The demographic gets poorer as it gets younger, said one advertising buyer.
"The 18-to-24 group doesn't have a lot of discretionary income," said Shari Ann Brill, a media buyer for Carat USA. "They're in school, so [Moonves] does have a point. But that younger [group] is very good for movies and fast food [advertising], though, yes, to a certain extent, it is their parents' money."
NBC, which has seen its lead in 18- to 49-year-old viewers shrink to gains by CBS and Fox, fights back with Nielsen data of its own, showing that NBC still wins both 18-to-49 and 25-to-54 audiences if CBS's 90 million Super Bowl viewers and its other prime-time sports audiences are factored out. Excluding sports, Fox is a close third in younger viewers, with ABC lagging in fourth. Neither network is close to NBC and CBS in the 25-to-54 age group.
During Monday's NBC presentation, NBC Universal Television Group president Jeff Zucker predicted that "Friends" spinoff "Joey" would help the network retain its lead among younger viewers, which he touted as highly valuable.
NBC's big footprint in the 18-to-49 demographic is Donald Trump's "The Apprentice," which Zucker said solidified the hold on young viewers the network feared would be lost with the exit of "Friends."
"We listen to our customers, and they consistently tell us that the 18-to-49 viewers are the most valued audience in television," Randel A. Falco, NBC Universal Television Networks Group president, said in an interview yesterday. "NBC can deliver that demographic better than any network."
Advertisers in search of youth don't always act expectedly. Suppose "Show A" has 5 million viewers ages 18-49 and 1 million 50 and older, for a total of 6 million viewers. "Show B" also has 5 million 18- to 49-year-old viewers but 5 million who are 50 and older, for a total of 10 million viewers.

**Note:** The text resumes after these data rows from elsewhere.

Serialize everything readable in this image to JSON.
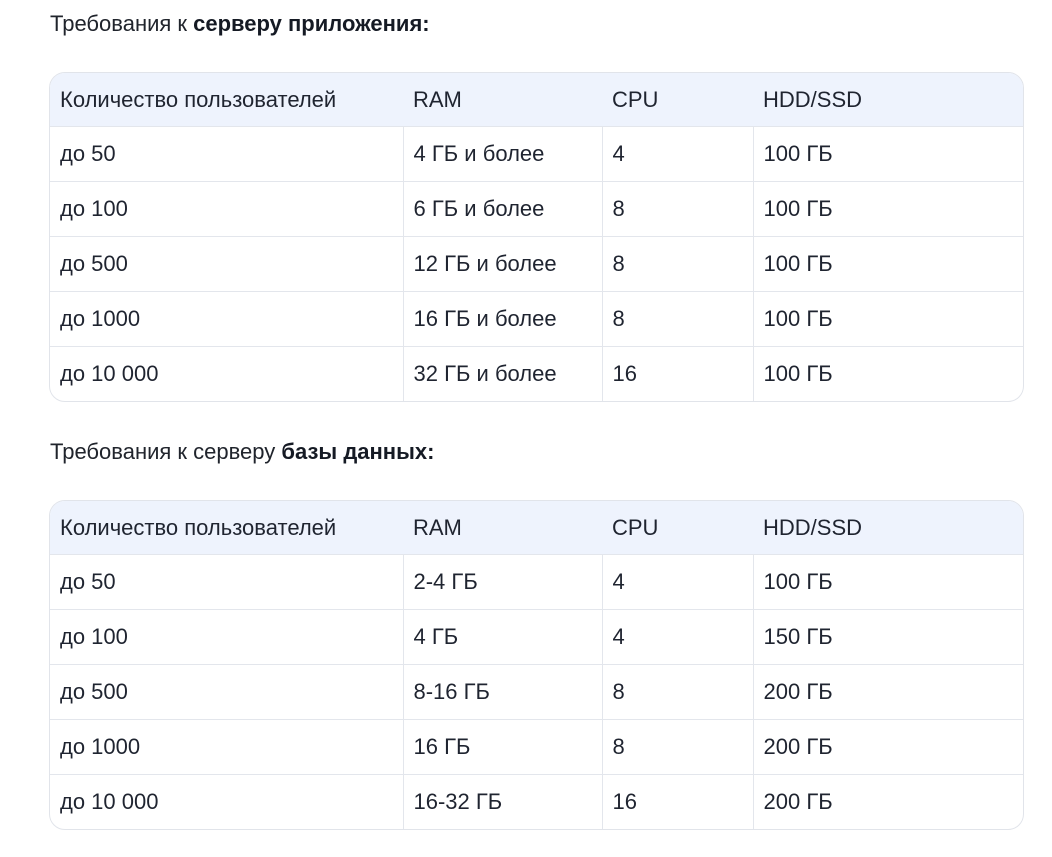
{
  "app_server": {
    "title_prefix": "Требования к ",
    "title_bold": "серверу приложения:",
    "headers": [
      "Количество пользователей",
      "RAM",
      "CPU",
      "HDD/SSD"
    ],
    "rows": [
      [
        "до 50",
        "4 ГБ и более",
        "4",
        "100 ГБ"
      ],
      [
        "до 100",
        "6 ГБ и более",
        "8",
        "100 ГБ"
      ],
      [
        "до 500",
        "12 ГБ и более",
        "8",
        "100 ГБ"
      ],
      [
        "до 1000",
        "16 ГБ и более",
        "8",
        "100 ГБ"
      ],
      [
        "до 10 000",
        "32 ГБ и более",
        "16",
        "100 ГБ"
      ]
    ]
  },
  "db_server": {
    "title_prefix": "Требования к серверу ",
    "title_bold": "базы данных:",
    "headers": [
      "Количество пользователей",
      "RAM",
      "CPU",
      "HDD/SSD"
    ],
    "rows": [
      [
        "до 50",
        "2-4 ГБ",
        "4",
        "100 ГБ"
      ],
      [
        "до 100",
        "4 ГБ",
        "4",
        "150 ГБ"
      ],
      [
        "до 500",
        "8-16 ГБ",
        "8",
        "200 ГБ"
      ],
      [
        "до 1000",
        "16 ГБ",
        "8",
        "200 ГБ"
      ],
      [
        "до 10 000",
        "16-32 ГБ",
        "16",
        "200 ГБ"
      ]
    ]
  },
  "colors": {
    "header_bg": "#eef3fd",
    "border": "#e3e6ec",
    "text": "#1f2430"
  }
}
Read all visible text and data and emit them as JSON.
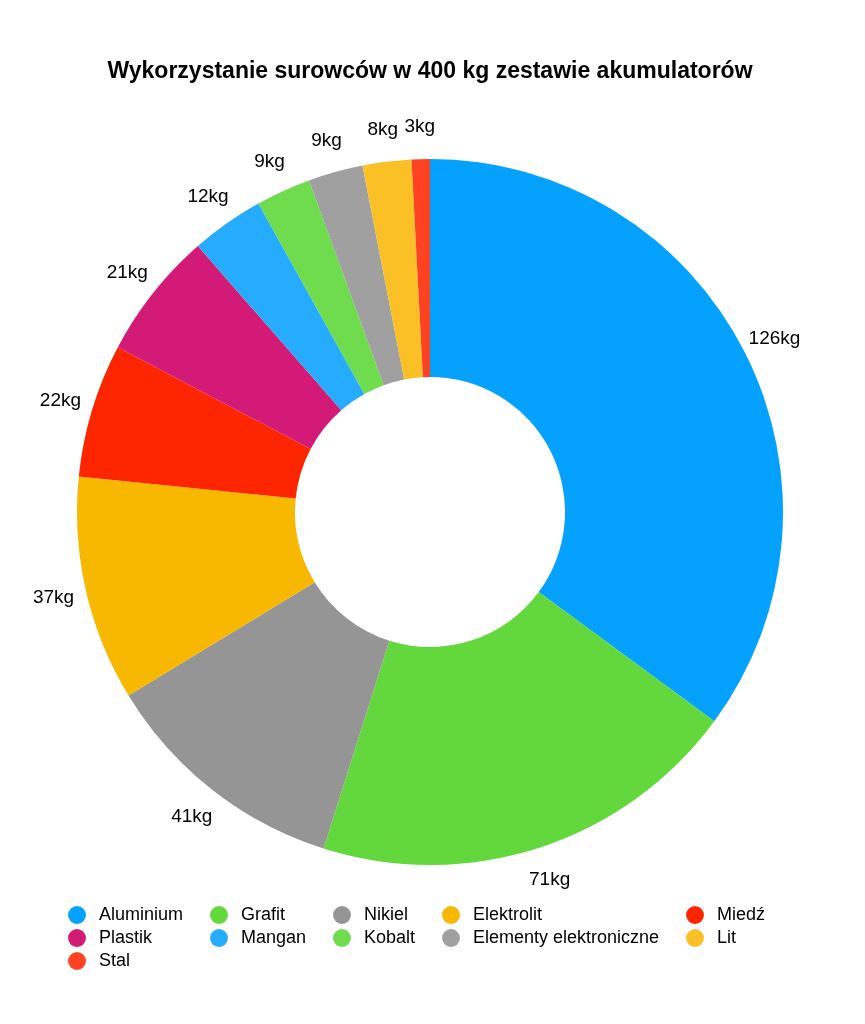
{
  "chart_data": {
    "type": "donut",
    "title": "Wykorzystanie surowców w 400 kg zestawie akumulatorów",
    "categories": [
      "Aluminium",
      "Grafit",
      "Nikiel",
      "Elektrolit",
      "Miedź",
      "Plastik",
      "Mangan",
      "Kobalt",
      "Elementy elektroniczne",
      "Lit",
      "Stal"
    ],
    "values": [
      126,
      71,
      41,
      37,
      22,
      21,
      12,
      9,
      9,
      8,
      3
    ],
    "colors": [
      "#04a2fe",
      "#62d83c",
      "#959595",
      "#f8b800",
      "#fe2600",
      "#d31a76",
      "#26acff",
      "#6fdc4e",
      "#a0a0a0",
      "#fac025",
      "#fe4322"
    ],
    "value_labels": [
      "126kg",
      "71kg",
      "41kg",
      "37kg",
      "22kg",
      "21kg",
      "12kg",
      "9kg",
      "9kg",
      "8kg",
      "3kg"
    ],
    "legend": "bottom"
  }
}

Common sense would suggest that advertisers should pick "Show B," which delivers the younger audience plus 5 million bonus viewers. But they do not. They pick "Show A" -- and pay more for it -- because a greater percentage of the show's total viewership is younger, said David Poltrack, vice president for research at CBS and UPN, its sister network. This is where NBC has long bested CBS, which always has had more total viewers than NBC.
Consider Fox's "The Simpsons" versus CBS's "Without a Trace." According to Nielsen's most recent ratings, "The Simpsons" ranks 28th among 18- to 49-year-olds. "Without a Trace" ranks 20th in the same age group. Yet, "The Simpsons" demands $278,000 for a 30-second commercial, according to Nielsen's pricing survey, and "Without a Trace" gets only $173,000.
"It's an illogical aspect of the marketplace caused by a lot of people chasing these younger-skewing shows," Poltrack said.